It’s no secret that B.C. is one of the most beautiful regions in all of Canada. However, along with the scenery, comes a high cost of living for B.C. citizens. While these high living costs can mean first-rate living standards for many British Columbians, they do not bode well for the many at-risk children and youth of B.C..
According to the First Call B.C. Child and Youth Advocacy Coalition, 18.6 percent of children in B.C. live in poverty (First Call B.C., 2014). How can this possibly be the accepted reality in a developed country such as Canada? In my mind, the best way for the B.C. government to spring B.C. kids out of poverty is to raise their parents/guardians out of poverty. The most effective way to do this is by increasing the minimum wage.
Why does the minimum wage need to be increased?
According to livingwageforfamilies.ca, in B.C. in 2015, the earnings of a single parent caring for one child, working full-time over a full year, at $10.25 minimum wage, total $8000 dollars below the poverty line annually (Living Wage for Families, 2015). Due to this reality, many minimum wage earners in B.C. are forced to make difficult choices between things such as paying rent, heating the house, or feeding the children. No child should go to school hungry because his or her parents cannot afford to feed him.
My mother, Jodie Haberstock, has taught at W.L. Seaton Secondary for the past four months and has witnessed the breakfast program that is being provided to teens who come to school without having had a breakfast. She pointed out that similar lunch programs are put on by the nearby Faith Baptist Church to provide students with a mid-day meal opportunity as well (Haberstock, 2015). These are just two of many similar programs being operated around B.C. that work to provide students with food that they might not otherwise receive due to the financial status of their families. While these are honourable programs, they highlight an obvious poverty issue that the B.C. government needs to be addressing.
First Call B.C. Child and Youth Advocacy Coalition supports the idea that a $15 dollar per hour minimum wage would be necessary to spring B.C.’s at-risk families and youth out of poverty (First Call B.C., 2015).

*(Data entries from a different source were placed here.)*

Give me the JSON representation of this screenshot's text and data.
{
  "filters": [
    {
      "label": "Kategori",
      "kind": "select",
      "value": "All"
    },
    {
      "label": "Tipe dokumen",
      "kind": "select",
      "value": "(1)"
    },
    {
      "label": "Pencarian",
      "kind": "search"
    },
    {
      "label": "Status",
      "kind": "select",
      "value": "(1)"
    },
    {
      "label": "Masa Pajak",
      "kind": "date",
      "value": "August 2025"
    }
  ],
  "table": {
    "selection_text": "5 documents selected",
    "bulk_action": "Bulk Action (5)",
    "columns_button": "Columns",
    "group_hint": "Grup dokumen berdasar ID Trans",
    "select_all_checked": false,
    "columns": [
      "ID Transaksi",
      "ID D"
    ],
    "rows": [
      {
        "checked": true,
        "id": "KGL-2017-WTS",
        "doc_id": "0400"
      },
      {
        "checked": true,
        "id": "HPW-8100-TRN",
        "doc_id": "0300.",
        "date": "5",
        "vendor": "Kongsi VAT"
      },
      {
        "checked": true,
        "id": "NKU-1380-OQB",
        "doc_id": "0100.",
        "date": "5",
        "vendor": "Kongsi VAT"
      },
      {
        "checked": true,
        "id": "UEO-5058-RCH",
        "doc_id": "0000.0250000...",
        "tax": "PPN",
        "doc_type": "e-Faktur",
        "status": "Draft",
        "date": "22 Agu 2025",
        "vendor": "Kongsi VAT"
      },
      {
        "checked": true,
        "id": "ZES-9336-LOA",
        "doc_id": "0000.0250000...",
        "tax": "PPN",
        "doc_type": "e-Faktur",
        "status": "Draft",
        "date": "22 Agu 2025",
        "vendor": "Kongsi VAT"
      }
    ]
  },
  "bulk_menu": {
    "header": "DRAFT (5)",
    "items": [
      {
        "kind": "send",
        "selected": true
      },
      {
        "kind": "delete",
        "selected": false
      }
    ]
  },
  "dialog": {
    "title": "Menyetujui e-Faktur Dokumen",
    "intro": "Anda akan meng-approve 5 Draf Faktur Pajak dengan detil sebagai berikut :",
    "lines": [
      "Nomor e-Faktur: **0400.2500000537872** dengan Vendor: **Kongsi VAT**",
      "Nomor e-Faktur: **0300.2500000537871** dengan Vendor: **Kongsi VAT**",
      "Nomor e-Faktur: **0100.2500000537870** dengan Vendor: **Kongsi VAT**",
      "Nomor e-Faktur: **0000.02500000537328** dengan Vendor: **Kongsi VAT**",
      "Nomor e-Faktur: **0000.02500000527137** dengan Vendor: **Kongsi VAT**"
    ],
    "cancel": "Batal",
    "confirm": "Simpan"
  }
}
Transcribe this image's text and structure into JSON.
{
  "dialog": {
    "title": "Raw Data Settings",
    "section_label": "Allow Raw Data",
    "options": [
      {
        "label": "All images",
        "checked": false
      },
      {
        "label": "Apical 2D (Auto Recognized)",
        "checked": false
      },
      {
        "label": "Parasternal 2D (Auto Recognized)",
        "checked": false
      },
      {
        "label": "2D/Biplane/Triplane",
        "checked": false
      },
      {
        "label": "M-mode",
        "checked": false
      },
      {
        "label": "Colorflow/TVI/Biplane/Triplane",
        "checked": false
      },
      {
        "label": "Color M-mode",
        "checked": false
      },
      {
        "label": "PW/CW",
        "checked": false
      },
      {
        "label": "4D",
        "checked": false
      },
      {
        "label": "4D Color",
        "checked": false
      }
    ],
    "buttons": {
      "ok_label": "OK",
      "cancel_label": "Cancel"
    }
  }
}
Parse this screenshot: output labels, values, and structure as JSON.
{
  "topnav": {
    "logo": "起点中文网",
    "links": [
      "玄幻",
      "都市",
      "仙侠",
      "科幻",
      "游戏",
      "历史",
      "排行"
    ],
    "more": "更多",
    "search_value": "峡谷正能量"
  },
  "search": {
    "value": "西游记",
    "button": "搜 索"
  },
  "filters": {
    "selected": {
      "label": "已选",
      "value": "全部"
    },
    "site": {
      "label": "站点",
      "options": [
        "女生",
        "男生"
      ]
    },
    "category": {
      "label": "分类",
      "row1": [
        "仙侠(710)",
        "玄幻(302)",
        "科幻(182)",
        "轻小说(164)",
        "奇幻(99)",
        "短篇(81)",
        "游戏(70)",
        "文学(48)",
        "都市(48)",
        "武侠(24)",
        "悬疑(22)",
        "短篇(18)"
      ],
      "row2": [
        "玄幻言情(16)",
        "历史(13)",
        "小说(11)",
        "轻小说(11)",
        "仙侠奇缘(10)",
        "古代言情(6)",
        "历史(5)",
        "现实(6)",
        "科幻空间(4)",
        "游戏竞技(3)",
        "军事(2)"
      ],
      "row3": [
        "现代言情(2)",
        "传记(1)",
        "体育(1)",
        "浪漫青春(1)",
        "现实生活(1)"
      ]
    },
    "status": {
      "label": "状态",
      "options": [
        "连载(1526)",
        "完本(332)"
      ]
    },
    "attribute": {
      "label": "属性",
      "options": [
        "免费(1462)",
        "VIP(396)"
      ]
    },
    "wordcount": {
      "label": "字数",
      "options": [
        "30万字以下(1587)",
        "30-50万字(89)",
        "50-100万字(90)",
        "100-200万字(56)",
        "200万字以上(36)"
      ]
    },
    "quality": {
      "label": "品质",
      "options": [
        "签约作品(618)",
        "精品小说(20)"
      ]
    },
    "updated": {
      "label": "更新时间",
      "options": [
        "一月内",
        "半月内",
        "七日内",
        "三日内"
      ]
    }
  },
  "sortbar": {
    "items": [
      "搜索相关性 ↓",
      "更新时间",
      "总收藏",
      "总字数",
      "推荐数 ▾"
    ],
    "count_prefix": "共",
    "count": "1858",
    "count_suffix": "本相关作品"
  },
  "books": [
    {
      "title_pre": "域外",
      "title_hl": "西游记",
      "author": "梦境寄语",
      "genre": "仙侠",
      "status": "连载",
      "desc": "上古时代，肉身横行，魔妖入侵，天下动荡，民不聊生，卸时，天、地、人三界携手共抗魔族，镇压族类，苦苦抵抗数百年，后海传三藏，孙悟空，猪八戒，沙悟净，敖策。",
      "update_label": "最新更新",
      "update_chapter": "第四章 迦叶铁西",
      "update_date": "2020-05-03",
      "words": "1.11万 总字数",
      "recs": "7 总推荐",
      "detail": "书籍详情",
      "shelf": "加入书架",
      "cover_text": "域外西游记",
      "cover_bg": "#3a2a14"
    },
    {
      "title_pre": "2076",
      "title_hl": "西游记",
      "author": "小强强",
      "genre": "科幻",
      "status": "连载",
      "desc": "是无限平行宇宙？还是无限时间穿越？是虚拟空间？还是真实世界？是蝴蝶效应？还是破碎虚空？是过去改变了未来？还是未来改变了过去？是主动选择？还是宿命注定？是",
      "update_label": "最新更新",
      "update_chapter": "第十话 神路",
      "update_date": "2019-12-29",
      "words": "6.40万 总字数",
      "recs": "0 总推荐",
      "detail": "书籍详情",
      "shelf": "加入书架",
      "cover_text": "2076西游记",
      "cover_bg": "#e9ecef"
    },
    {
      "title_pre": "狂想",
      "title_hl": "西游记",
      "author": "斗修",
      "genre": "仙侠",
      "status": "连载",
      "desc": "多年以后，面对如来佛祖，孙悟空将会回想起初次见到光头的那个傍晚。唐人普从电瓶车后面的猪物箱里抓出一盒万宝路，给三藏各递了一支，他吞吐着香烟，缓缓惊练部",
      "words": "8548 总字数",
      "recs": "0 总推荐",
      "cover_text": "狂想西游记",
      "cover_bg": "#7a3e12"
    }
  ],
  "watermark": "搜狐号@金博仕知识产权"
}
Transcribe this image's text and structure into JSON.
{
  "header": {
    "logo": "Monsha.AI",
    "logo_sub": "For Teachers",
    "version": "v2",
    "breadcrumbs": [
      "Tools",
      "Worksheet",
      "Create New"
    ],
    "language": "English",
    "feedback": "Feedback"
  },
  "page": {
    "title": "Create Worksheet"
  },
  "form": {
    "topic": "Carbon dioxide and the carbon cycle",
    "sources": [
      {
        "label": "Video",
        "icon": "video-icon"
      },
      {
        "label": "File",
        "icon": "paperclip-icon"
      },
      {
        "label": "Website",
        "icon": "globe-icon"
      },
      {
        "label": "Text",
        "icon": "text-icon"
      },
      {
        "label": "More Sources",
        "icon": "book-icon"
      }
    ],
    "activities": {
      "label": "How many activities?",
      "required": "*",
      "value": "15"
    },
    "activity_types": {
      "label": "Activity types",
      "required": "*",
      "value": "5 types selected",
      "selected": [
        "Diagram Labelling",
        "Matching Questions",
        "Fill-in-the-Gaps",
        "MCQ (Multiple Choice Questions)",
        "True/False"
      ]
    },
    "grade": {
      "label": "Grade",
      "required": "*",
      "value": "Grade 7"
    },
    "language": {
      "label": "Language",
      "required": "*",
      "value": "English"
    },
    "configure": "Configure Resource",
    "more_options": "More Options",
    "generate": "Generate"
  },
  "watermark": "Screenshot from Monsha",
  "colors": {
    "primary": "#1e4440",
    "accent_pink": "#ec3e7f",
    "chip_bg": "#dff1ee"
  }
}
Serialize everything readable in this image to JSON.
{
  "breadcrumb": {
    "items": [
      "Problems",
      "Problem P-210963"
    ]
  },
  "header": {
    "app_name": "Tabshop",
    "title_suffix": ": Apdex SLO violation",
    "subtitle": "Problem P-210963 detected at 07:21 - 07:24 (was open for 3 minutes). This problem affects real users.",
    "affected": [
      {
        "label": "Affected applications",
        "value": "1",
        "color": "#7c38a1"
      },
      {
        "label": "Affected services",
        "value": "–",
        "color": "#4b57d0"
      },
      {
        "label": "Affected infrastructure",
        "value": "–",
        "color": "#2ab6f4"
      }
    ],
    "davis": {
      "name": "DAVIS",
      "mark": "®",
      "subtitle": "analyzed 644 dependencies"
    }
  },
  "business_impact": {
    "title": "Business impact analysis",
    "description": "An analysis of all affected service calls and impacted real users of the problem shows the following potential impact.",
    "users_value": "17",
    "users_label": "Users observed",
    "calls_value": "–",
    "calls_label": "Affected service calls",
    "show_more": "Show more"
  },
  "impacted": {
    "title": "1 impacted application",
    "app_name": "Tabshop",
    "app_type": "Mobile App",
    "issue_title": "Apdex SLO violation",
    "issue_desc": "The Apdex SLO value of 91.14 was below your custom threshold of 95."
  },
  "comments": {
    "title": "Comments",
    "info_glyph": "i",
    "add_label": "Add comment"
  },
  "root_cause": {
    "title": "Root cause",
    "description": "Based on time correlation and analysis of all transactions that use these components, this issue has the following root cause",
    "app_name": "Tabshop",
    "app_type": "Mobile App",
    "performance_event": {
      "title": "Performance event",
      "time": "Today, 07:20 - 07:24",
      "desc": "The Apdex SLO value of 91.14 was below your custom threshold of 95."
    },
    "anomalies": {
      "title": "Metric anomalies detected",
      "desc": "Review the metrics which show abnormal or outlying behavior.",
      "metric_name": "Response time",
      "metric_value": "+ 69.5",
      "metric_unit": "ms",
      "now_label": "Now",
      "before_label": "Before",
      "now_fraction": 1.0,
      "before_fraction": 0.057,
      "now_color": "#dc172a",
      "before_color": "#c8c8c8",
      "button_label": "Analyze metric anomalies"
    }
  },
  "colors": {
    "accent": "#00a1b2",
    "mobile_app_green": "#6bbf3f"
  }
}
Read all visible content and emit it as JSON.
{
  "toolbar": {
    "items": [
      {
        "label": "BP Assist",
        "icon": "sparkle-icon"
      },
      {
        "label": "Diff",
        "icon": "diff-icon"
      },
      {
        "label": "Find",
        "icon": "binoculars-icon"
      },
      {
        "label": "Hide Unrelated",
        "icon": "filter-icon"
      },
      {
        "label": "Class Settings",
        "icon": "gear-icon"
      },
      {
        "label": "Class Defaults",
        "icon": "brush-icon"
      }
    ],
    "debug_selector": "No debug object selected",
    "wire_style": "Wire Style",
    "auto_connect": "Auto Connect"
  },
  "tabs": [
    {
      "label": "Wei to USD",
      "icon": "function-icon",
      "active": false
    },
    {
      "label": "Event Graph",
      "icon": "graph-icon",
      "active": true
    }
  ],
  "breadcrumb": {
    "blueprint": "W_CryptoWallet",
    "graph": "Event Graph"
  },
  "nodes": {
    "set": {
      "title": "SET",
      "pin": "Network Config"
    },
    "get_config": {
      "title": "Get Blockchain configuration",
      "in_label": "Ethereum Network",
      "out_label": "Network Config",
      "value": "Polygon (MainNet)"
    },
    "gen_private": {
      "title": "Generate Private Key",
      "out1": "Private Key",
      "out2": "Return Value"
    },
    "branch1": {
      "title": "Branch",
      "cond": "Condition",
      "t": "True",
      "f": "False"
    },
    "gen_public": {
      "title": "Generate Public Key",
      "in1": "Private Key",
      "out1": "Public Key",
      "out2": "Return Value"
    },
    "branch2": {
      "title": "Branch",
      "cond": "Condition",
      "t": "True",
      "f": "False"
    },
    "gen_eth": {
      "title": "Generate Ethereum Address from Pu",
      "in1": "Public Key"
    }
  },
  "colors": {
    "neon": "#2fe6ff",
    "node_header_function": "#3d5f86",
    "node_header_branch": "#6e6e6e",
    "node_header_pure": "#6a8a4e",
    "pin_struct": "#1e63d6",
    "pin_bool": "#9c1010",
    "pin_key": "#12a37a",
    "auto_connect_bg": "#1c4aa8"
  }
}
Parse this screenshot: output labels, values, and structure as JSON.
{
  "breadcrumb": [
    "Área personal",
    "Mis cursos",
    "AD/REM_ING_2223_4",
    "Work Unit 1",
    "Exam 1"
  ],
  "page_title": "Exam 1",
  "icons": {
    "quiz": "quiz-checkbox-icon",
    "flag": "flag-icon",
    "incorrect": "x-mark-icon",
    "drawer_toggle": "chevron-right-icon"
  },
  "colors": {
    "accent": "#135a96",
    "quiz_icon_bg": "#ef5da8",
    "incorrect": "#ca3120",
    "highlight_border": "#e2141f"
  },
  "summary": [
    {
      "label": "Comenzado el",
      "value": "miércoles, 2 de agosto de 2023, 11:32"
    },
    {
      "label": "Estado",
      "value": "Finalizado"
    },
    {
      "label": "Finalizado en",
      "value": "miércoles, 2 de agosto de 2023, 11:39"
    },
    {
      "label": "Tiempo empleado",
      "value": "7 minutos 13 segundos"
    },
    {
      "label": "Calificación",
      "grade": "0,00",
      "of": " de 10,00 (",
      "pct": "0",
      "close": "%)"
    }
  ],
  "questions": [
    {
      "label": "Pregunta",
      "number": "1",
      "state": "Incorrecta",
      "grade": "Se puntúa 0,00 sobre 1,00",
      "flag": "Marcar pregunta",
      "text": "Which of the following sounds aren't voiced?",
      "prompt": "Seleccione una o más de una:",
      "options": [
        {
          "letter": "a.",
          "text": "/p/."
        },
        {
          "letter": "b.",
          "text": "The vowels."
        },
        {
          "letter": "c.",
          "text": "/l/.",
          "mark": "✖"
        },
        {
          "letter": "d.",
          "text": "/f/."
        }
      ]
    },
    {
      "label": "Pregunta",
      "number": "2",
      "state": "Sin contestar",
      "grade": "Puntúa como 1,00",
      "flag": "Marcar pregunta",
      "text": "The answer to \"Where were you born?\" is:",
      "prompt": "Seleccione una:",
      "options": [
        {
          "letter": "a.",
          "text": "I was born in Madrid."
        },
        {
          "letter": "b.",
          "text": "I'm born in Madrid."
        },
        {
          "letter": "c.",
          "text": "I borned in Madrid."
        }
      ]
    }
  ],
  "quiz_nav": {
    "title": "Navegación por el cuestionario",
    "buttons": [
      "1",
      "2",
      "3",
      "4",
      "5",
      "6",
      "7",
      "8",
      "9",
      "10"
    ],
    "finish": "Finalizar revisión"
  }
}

By the current numbers, about 20 per cent of the B.C. population is under the age of 19 (Wikipedia, 2014) and 18.6 per cent of these children are living in poverty (First Call B.C., 2015). Of B.C.’s total population, a staggering four per cent is made up of children and teens who are living in poverty!
Increasing the minimum wage for these at-risk teens and their parents or guardians would bring about the change required to lift many B.C. kids out of poverty.
In 2014, the president of the B.C. Federation of Labour said that, “$13 represents the poverty line and we believe that no government should tolerate a wage in British Columbia that, when you go to work full-time, you’re not at the poverty line” (CTV News, 2015).
While increases in minimum wage are often feared because they tend to bring about a rise of prices in the market (inflation), this is not always the case. Inflation, in reality, can be caused by any increase in production cost. While an increase in minimum wage would constitute this, it is only one of many factors that could have the same effect.
These factors range from the law of supply and demand to governmental tax changes. While these changes do cause small degrees of inflation, they happen regularly without any astronomical effect on the consumer. Raising minimum wage would likely have a similarly small effect (Dollars and Sense, 2015).
So, what is B.C. afraid of?
As it stands right now, the B.C. government has plans to increase minimum wage by 20 cents in September (the Globe and Mail). While this is a step in the right direction, this increase falls critically short of the increase that is necessary to help at-risk B.C. families and kids rise out of poverty.
It is imperative that the government raise minimum wage to at least $13/hour so that earners can stay marginally above the poverty line and provide adequately for their children. For the sake of at-risk B.C. youth, it’s time to change the amount of change in the pockets of British Columbians.